MSP430G2744: Use GPIO to power on a hall effect sensor

I don't see any problem. If your sensor doesn't mind getting about 0.2-0.3V less than the supply of the microcontroller you can take only one pin. Remember that drawing more current will lead to lower output voltage.

You can also add a simple PNP to power your sensors, having no trouble with (possible) higher currents.

Dennis

Powering a sensor form a GPIO pin is not a good idea. Depending on the supply current, the voltage drop on the pin varies. If the sensor has a varying supply current (and hall sensors usually have), this makes the supply voltage change and this directly changes the sensor output. Usually a hall sensor has an output of 50% of the supply voltage at no current.
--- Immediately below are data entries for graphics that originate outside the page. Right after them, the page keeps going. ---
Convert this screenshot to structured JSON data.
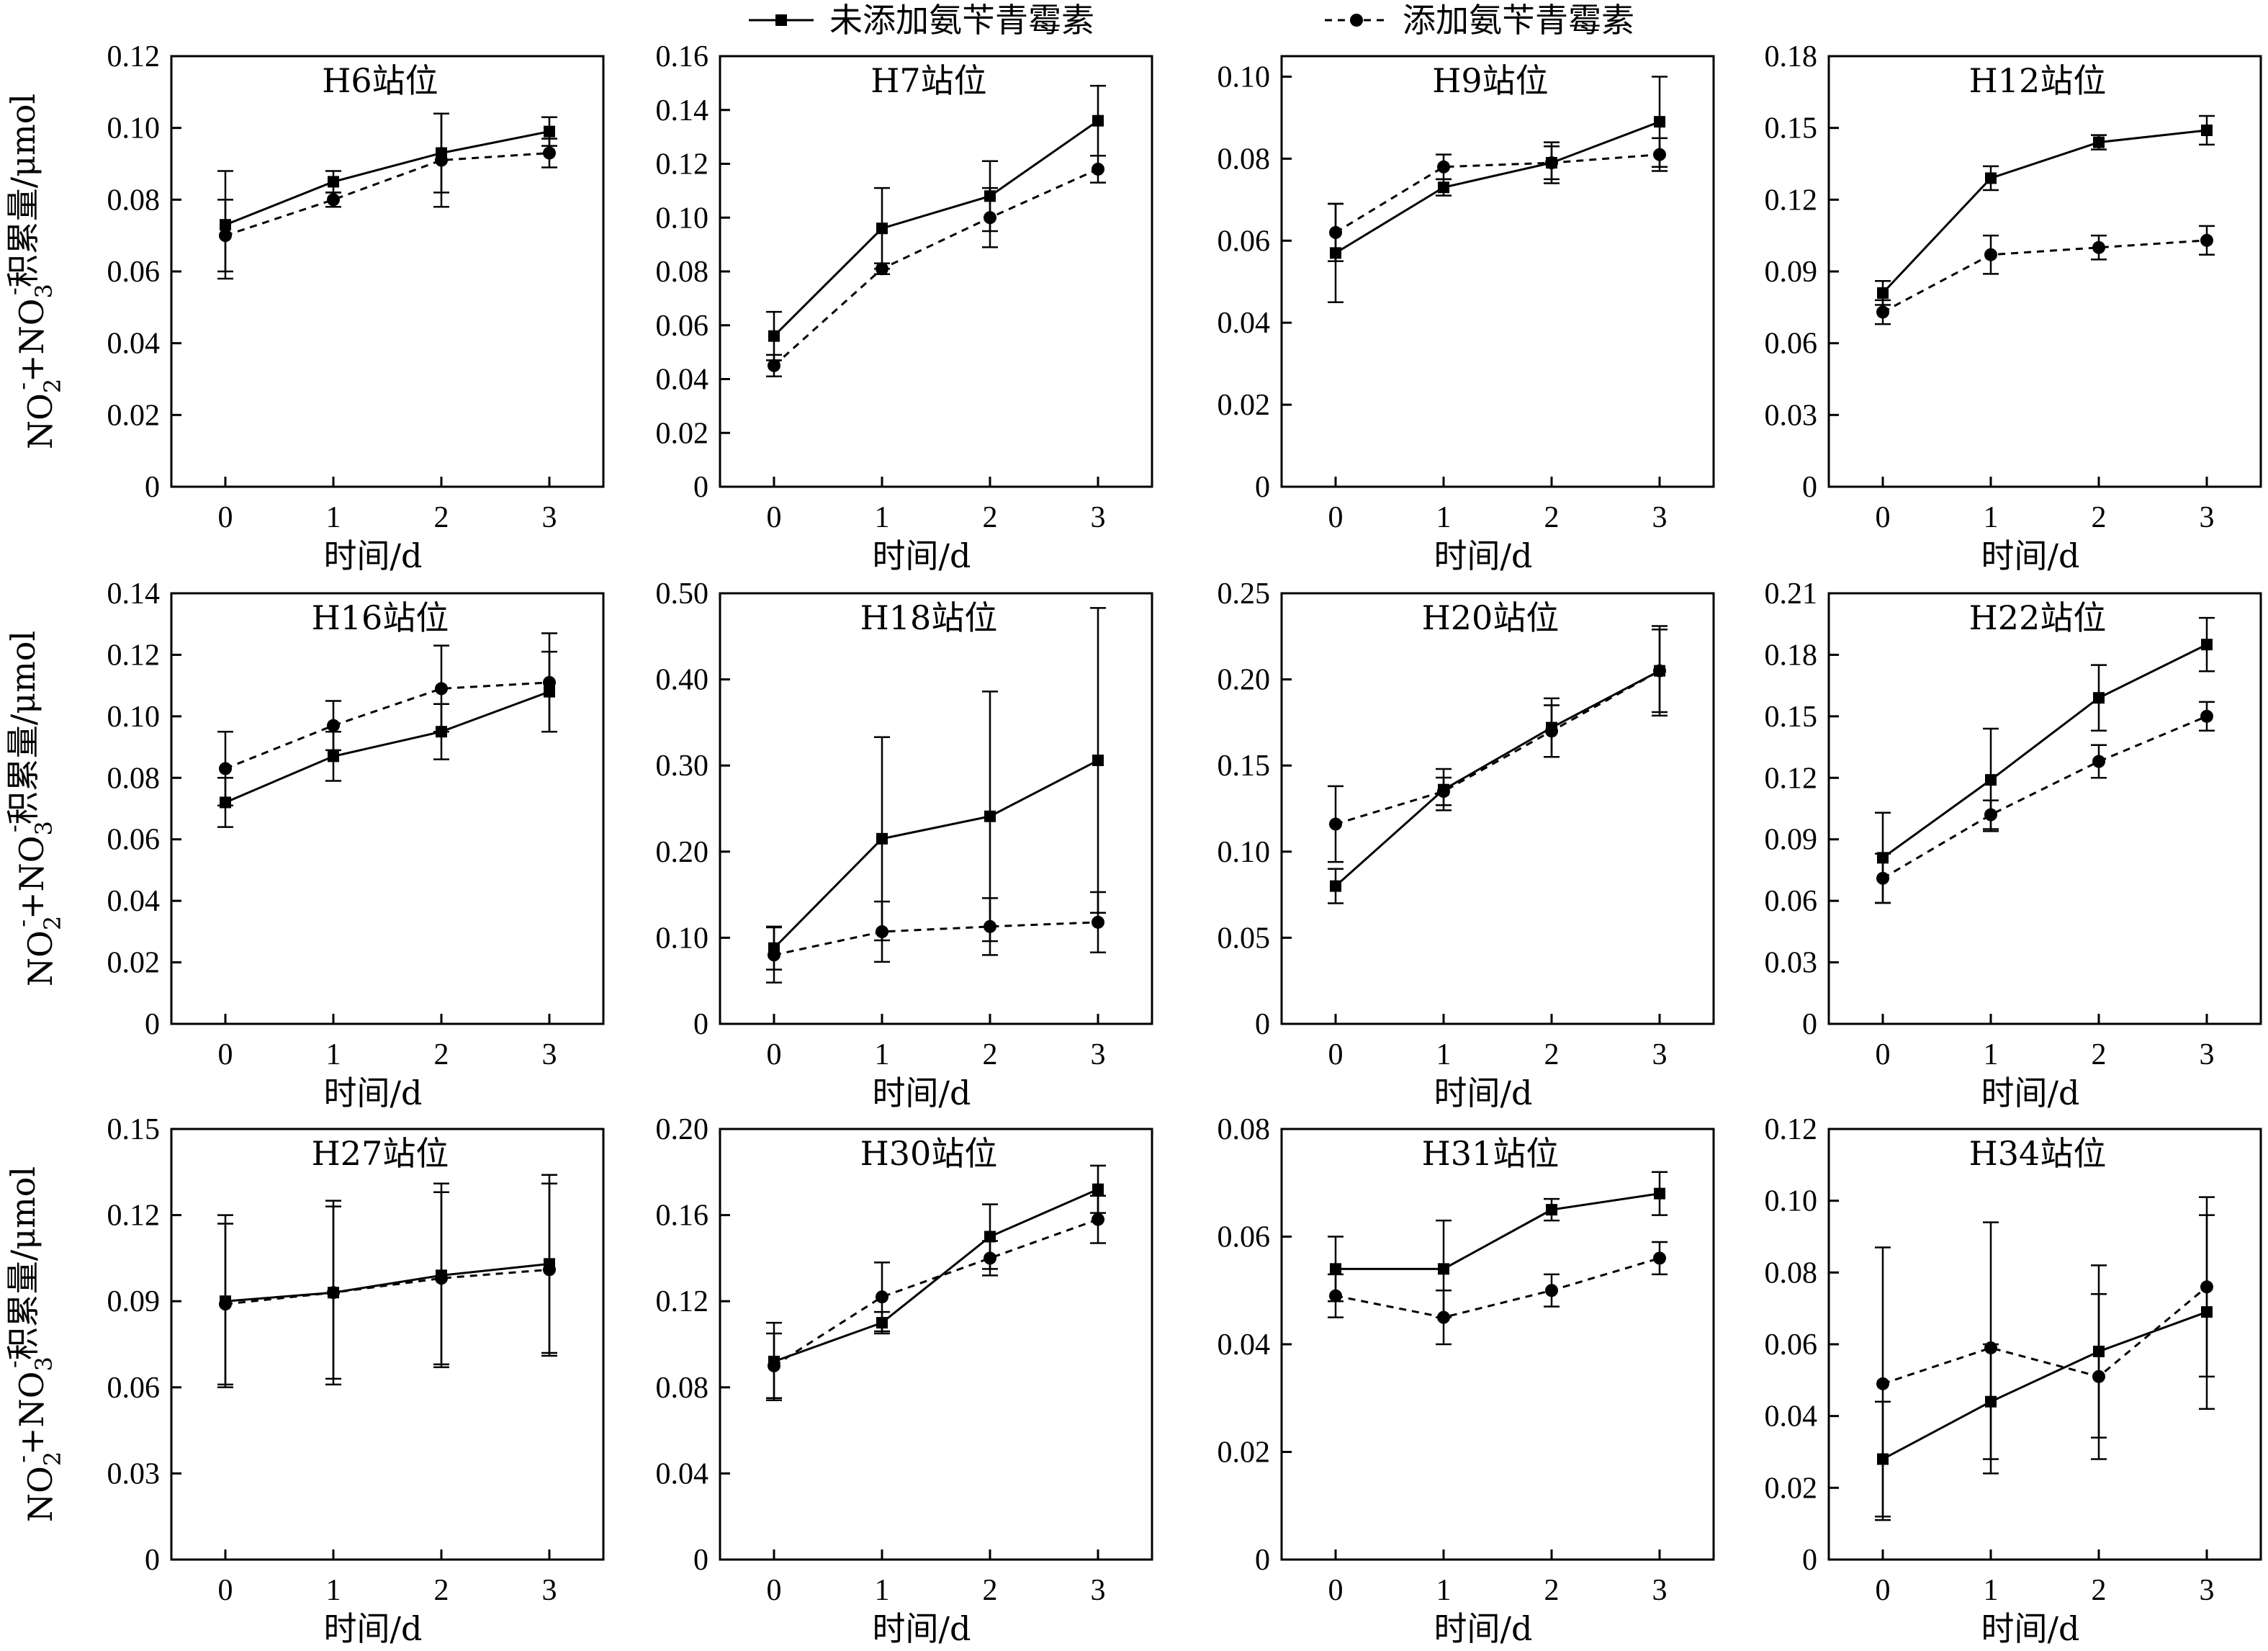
{
  "legend": {
    "series": [
      {
        "name": "未添加氨苄青霉素",
        "line": "solid",
        "marker": "square"
      },
      {
        "name": "添加氨苄青霉素",
        "line": "dashed",
        "marker": "circle"
      }
    ],
    "placement": "top-center"
  },
  "ylabel_parts": {
    "a": "NO",
    "a_sub": "2",
    "a_sup": "-",
    "plus": "+NO",
    "b_sub": "3",
    "b_sup": "-",
    "rest": "积累量/μmol"
  },
  "colors": {
    "line": "#000000",
    "axis": "#000000",
    "background": "#ffffff"
  },
  "chart_data": [
    {
      "type": "line",
      "title": "H6站位",
      "xlabel": "时间/d",
      "x": [
        0,
        1,
        2,
        3
      ],
      "xlim": [
        -0.5,
        3.5
      ],
      "ylim": [
        0,
        0.12
      ],
      "yticks": [
        0,
        0.02,
        0.04,
        0.06,
        0.08,
        0.1,
        0.12
      ],
      "yticklabels": [
        "0",
        "0.02",
        "0.04",
        "0.06",
        "0.08",
        "0.10",
        "0.12"
      ],
      "series": [
        {
          "values": [
            0.073,
            0.085,
            0.093,
            0.099
          ],
          "errors": [
            0.015,
            0.003,
            0.011,
            0.004
          ]
        },
        {
          "values": [
            0.07,
            0.08,
            0.091,
            0.093
          ],
          "errors": [
            0.01,
            0.002,
            0.013,
            0.004
          ]
        }
      ]
    },
    {
      "type": "line",
      "title": "H7站位",
      "xlabel": "时间/d",
      "x": [
        0,
        1,
        2,
        3
      ],
      "xlim": [
        -0.5,
        3.5
      ],
      "ylim": [
        0,
        0.16
      ],
      "yticks": [
        0,
        0.02,
        0.04,
        0.06,
        0.08,
        0.1,
        0.12,
        0.14,
        0.16
      ],
      "yticklabels": [
        "0",
        "0.02",
        "0.04",
        "0.06",
        "0.08",
        "0.10",
        "0.12",
        "0.14",
        "0.16"
      ],
      "series": [
        {
          "values": [
            0.056,
            0.096,
            0.108,
            0.136
          ],
          "errors": [
            0.009,
            0.015,
            0.013,
            0.013
          ]
        },
        {
          "values": [
            0.045,
            0.081,
            0.1,
            0.118
          ],
          "errors": [
            0.004,
            0.002,
            0.011,
            0.005
          ]
        }
      ]
    },
    {
      "type": "line",
      "title": "H9站位",
      "xlabel": "时间/d",
      "x": [
        0,
        1,
        2,
        3
      ],
      "xlim": [
        -0.5,
        3.5
      ],
      "ylim": [
        0,
        0.105
      ],
      "yticks": [
        0,
        0.02,
        0.04,
        0.06,
        0.08,
        0.1
      ],
      "yticklabels": [
        "0",
        "0.02",
        "0.04",
        "0.06",
        "0.08",
        "0.10"
      ],
      "series": [
        {
          "values": [
            0.057,
            0.073,
            0.079,
            0.089
          ],
          "errors": [
            0.012,
            0.002,
            0.004,
            0.011
          ]
        },
        {
          "values": [
            0.062,
            0.078,
            0.079,
            0.081
          ],
          "errors": [
            0.007,
            0.003,
            0.005,
            0.004
          ]
        }
      ]
    },
    {
      "type": "line",
      "title": "H12站位",
      "xlabel": "时间/d",
      "x": [
        0,
        1,
        2,
        3
      ],
      "xlim": [
        -0.5,
        3.5
      ],
      "ylim": [
        0,
        0.18
      ],
      "yticks": [
        0,
        0.03,
        0.06,
        0.09,
        0.12,
        0.15,
        0.18
      ],
      "yticklabels": [
        "0",
        "0.03",
        "0.06",
        "0.09",
        "0.12",
        "0.15",
        "0.18"
      ],
      "series": [
        {
          "values": [
            0.081,
            0.129,
            0.144,
            0.149
          ],
          "errors": [
            0.005,
            0.005,
            0.003,
            0.006
          ]
        },
        {
          "values": [
            0.073,
            0.097,
            0.1,
            0.103
          ],
          "errors": [
            0.005,
            0.008,
            0.005,
            0.006
          ]
        }
      ]
    },
    {
      "type": "line",
      "title": "H16站位",
      "xlabel": "时间/d",
      "x": [
        0,
        1,
        2,
        3
      ],
      "xlim": [
        -0.5,
        3.5
      ],
      "ylim": [
        0,
        0.14
      ],
      "yticks": [
        0,
        0.02,
        0.04,
        0.06,
        0.08,
        0.1,
        0.12,
        0.14
      ],
      "yticklabels": [
        "0",
        "0.02",
        "0.04",
        "0.06",
        "0.08",
        "0.10",
        "0.12",
        "0.14"
      ],
      "series": [
        {
          "values": [
            0.072,
            0.087,
            0.095,
            0.108
          ],
          "errors": [
            0.008,
            0.008,
            0.009,
            0.013
          ]
        },
        {
          "values": [
            0.083,
            0.097,
            0.109,
            0.111
          ],
          "errors": [
            0.012,
            0.008,
            0.014,
            0.016
          ]
        }
      ]
    },
    {
      "type": "line",
      "title": "H18站位",
      "xlabel": "时间/d",
      "x": [
        0,
        1,
        2,
        3
      ],
      "xlim": [
        -0.5,
        3.5
      ],
      "ylim": [
        0,
        0.5
      ],
      "yticks": [
        0,
        0.1,
        0.2,
        0.3,
        0.4,
        0.5
      ],
      "yticklabels": [
        "0",
        "0.10",
        "0.20",
        "0.30",
        "0.40",
        "0.50"
      ],
      "series": [
        {
          "values": [
            0.088,
            0.215,
            0.241,
            0.306
          ],
          "errors": [
            0.025,
            0.118,
            0.145,
            0.177
          ]
        },
        {
          "values": [
            0.08,
            0.107,
            0.113,
            0.118
          ],
          "errors": [
            0.032,
            0.035,
            0.033,
            0.035
          ]
        }
      ]
    },
    {
      "type": "line",
      "title": "H20站位",
      "xlabel": "时间/d",
      "x": [
        0,
        1,
        2,
        3
      ],
      "xlim": [
        -0.5,
        3.5
      ],
      "ylim": [
        0,
        0.25
      ],
      "yticks": [
        0,
        0.05,
        0.1,
        0.15,
        0.2,
        0.25
      ],
      "yticklabels": [
        "0",
        "0.05",
        "0.10",
        "0.15",
        "0.20",
        "0.25"
      ],
      "series": [
        {
          "values": [
            0.08,
            0.136,
            0.172,
            0.205
          ],
          "errors": [
            0.01,
            0.012,
            0.017,
            0.024
          ]
        },
        {
          "values": [
            0.116,
            0.135,
            0.17,
            0.205
          ],
          "errors": [
            0.022,
            0.008,
            0.015,
            0.026
          ]
        }
      ]
    },
    {
      "type": "line",
      "title": "H22站位",
      "xlabel": "时间/d",
      "x": [
        0,
        1,
        2,
        3
      ],
      "xlim": [
        -0.5,
        3.5
      ],
      "ylim": [
        0,
        0.21
      ],
      "yticks": [
        0,
        0.03,
        0.06,
        0.09,
        0.12,
        0.15,
        0.18,
        0.21
      ],
      "yticklabels": [
        "0",
        "0.03",
        "0.06",
        "0.09",
        "0.12",
        "0.15",
        "0.18",
        "0.21"
      ],
      "series": [
        {
          "values": [
            0.081,
            0.119,
            0.159,
            0.185
          ],
          "errors": [
            0.022,
            0.025,
            0.016,
            0.013
          ]
        },
        {
          "values": [
            0.071,
            0.102,
            0.128,
            0.15
          ],
          "errors": [
            0.012,
            0.007,
            0.008,
            0.007
          ]
        }
      ]
    },
    {
      "type": "line",
      "title": "H27站位",
      "xlabel": "时间/d",
      "x": [
        0,
        1,
        2,
        3
      ],
      "xlim": [
        -0.5,
        3.5
      ],
      "ylim": [
        0,
        0.15
      ],
      "yticks": [
        0,
        0.03,
        0.06,
        0.09,
        0.12,
        0.15
      ],
      "yticklabels": [
        "0",
        "0.03",
        "0.06",
        "0.09",
        "0.12",
        "0.15"
      ],
      "series": [
        {
          "values": [
            0.09,
            0.093,
            0.099,
            0.103
          ],
          "errors": [
            0.03,
            0.032,
            0.032,
            0.031
          ]
        },
        {
          "values": [
            0.089,
            0.093,
            0.098,
            0.101
          ],
          "errors": [
            0.028,
            0.03,
            0.03,
            0.03
          ]
        }
      ]
    },
    {
      "type": "line",
      "title": "H30站位",
      "xlabel": "时间/d",
      "x": [
        0,
        1,
        2,
        3
      ],
      "xlim": [
        -0.5,
        3.5
      ],
      "ylim": [
        0,
        0.2
      ],
      "yticks": [
        0,
        0.04,
        0.08,
        0.12,
        0.16,
        0.2
      ],
      "yticklabels": [
        "0",
        "0.04",
        "0.08",
        "0.12",
        "0.16",
        "0.20"
      ],
      "series": [
        {
          "values": [
            0.092,
            0.11,
            0.15,
            0.172
          ],
          "errors": [
            0.018,
            0.005,
            0.015,
            0.011
          ]
        },
        {
          "values": [
            0.09,
            0.122,
            0.14,
            0.158
          ],
          "errors": [
            0.015,
            0.016,
            0.008,
            0.011
          ]
        }
      ]
    },
    {
      "type": "line",
      "title": "H31站位",
      "xlabel": "时间/d",
      "x": [
        0,
        1,
        2,
        3
      ],
      "xlim": [
        -0.5,
        3.5
      ],
      "ylim": [
        0,
        0.08
      ],
      "yticks": [
        0,
        0.02,
        0.04,
        0.06,
        0.08
      ],
      "yticklabels": [
        "0",
        "0.02",
        "0.04",
        "0.06",
        "0.08"
      ],
      "series": [
        {
          "values": [
            0.054,
            0.054,
            0.065,
            0.068
          ],
          "errors": [
            0.006,
            0.009,
            0.002,
            0.004
          ]
        },
        {
          "values": [
            0.049,
            0.045,
            0.05,
            0.056
          ],
          "errors": [
            0.004,
            0.005,
            0.003,
            0.003
          ]
        }
      ]
    },
    {
      "type": "line",
      "title": "H34站位",
      "xlabel": "时间/d",
      "x": [
        0,
        1,
        2,
        3
      ],
      "xlim": [
        -0.5,
        3.5
      ],
      "ylim": [
        0,
        0.12
      ],
      "yticks": [
        0,
        0.02,
        0.04,
        0.06,
        0.08,
        0.1,
        0.12
      ],
      "yticklabels": [
        "0",
        "0.02",
        "0.04",
        "0.06",
        "0.08",
        "0.10",
        "0.12"
      ],
      "series": [
        {
          "values": [
            0.028,
            0.044,
            0.058,
            0.069
          ],
          "errors": [
            0.016,
            0.016,
            0.024,
            0.027
          ]
        },
        {
          "values": [
            0.049,
            0.059,
            0.051,
            0.076
          ],
          "errors": [
            0.038,
            0.035,
            0.023,
            0.025
          ]
        }
      ]
    }
  ]
}
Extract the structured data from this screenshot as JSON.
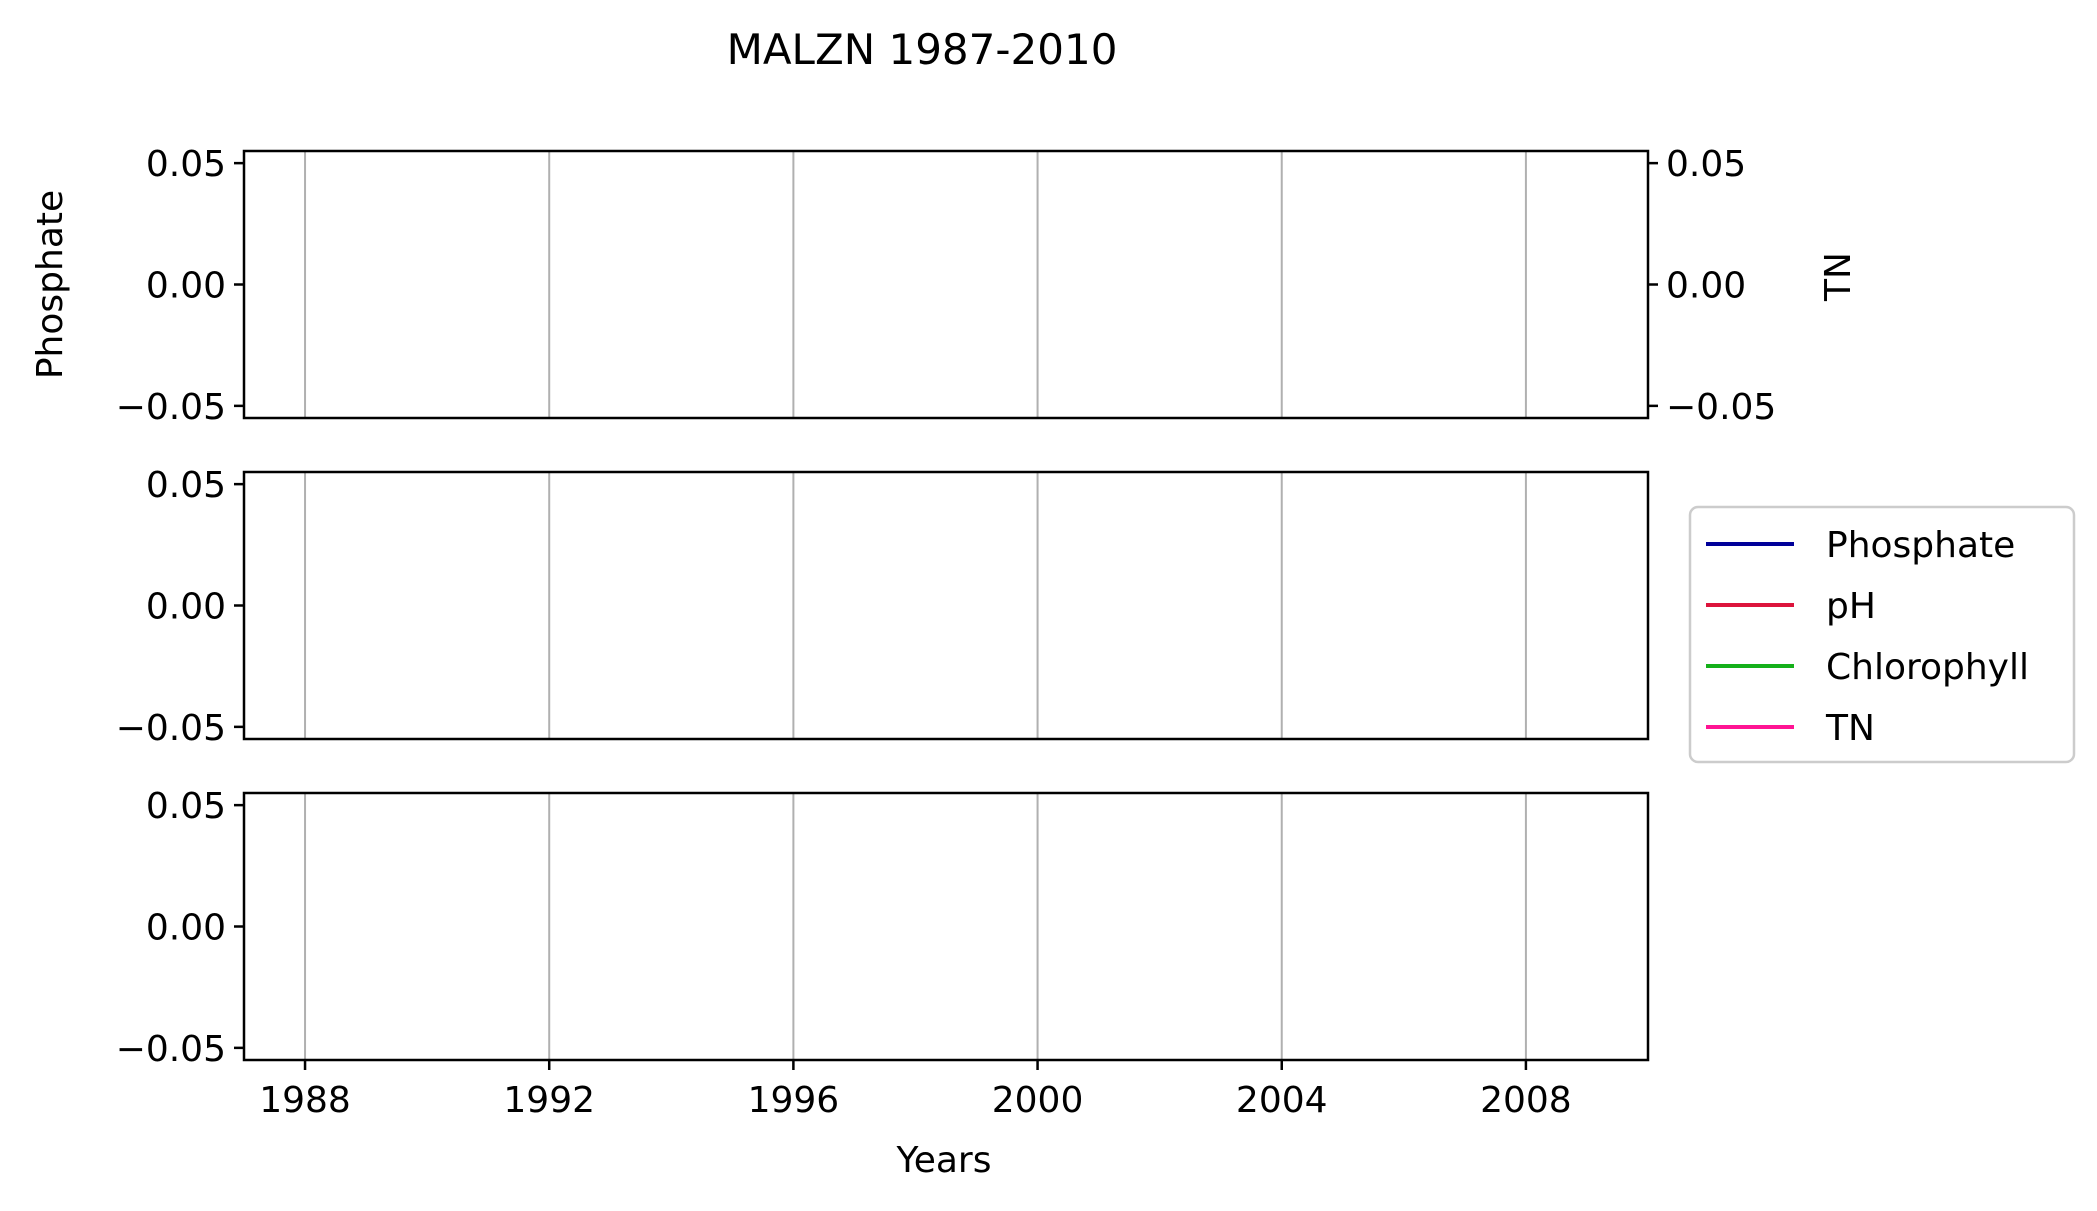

So if the supply changes due to a current change, this changes the output as well, an you don't know what you're reading.
But you mention "when chip disable: 12µA", so apparently your sensor has an enable/disable input. Use it. Unless you can't afford those 12µA. Then I recommend a P-channel FET in the supply, driven by an MSP I/O pin.

Hi, Jens-Michael Gross

   I didn't quite understand your comment. In my application, the sensor will consume max 4mA, and one GPIO can provide 6mA. So if I use two GPIO as the Vcc for the sensor, I think there should be no (or only very small) voltage drop. Am I right?

It's not about how much current the I/O pin can provide, it is about the different voltage drop on the pin driver at different loads.
Assuming the sensor currently draws3mA. Then the voltage drop on the I/O pin will be 0.3V (VCC=3V). So the sensor has 2.7V supply voltage. It's output voltage on no current will be 1.35V. Now the sensed current increases. The sensor takes 4mA. This causes a voltage drop of 0.4V. The sensor now has only 2.6V supply, which drops the output voltage for zero current to 1.3V, plus the increase caused by the measured current. Once the system has swung into, the sensor current consumption drops to 3mA again, which will cause the drop on the pin to decrease, the sensor voltage to increase and the zero-current output voltage will change back to 1.35V, causing the reading to increase without any change in the sensed current.
You'll never know what your sensor means when its supply changes with any change of its current draw.

Hi Jens-Michael Gross

  Thanks for you detailed explanation, but as a software engineer, I don't what it means by " It's output voltage on no current will be 1.35V". 

  As per my understanding, you seem to be talking about this issue assuming the sensor outputs some analog voltage. In my application, the sensor outputs a digital single, either high or low. So I think some voltage drop should be acceptable, as long as it's not serious enough to make MCU misinterpret its high output as low.

  Thanks

The hall sensors I have worked with do emit an output voltage that is 0.5*VCC when not exposed to a magnetic field. The output changes with 50% of the VCC change.
Thia is because those sensors simply have an OpAmp with a virtual GND on 1/2 VCC whose inputs are connected to both sides of the sensor element.
In my applications, the hall sensors were used to measure a current, where the field through the sensor is proportional to the current flowing through a magnetic core.
That's why I wrote about 'no current', but actually I meant 'no magnetic field'. Sorry for confusing you.

If you only want to detect the presence of a magnetic field, without need to precisely determine the strength of the field, then the stability of the supply voltage isn't that important.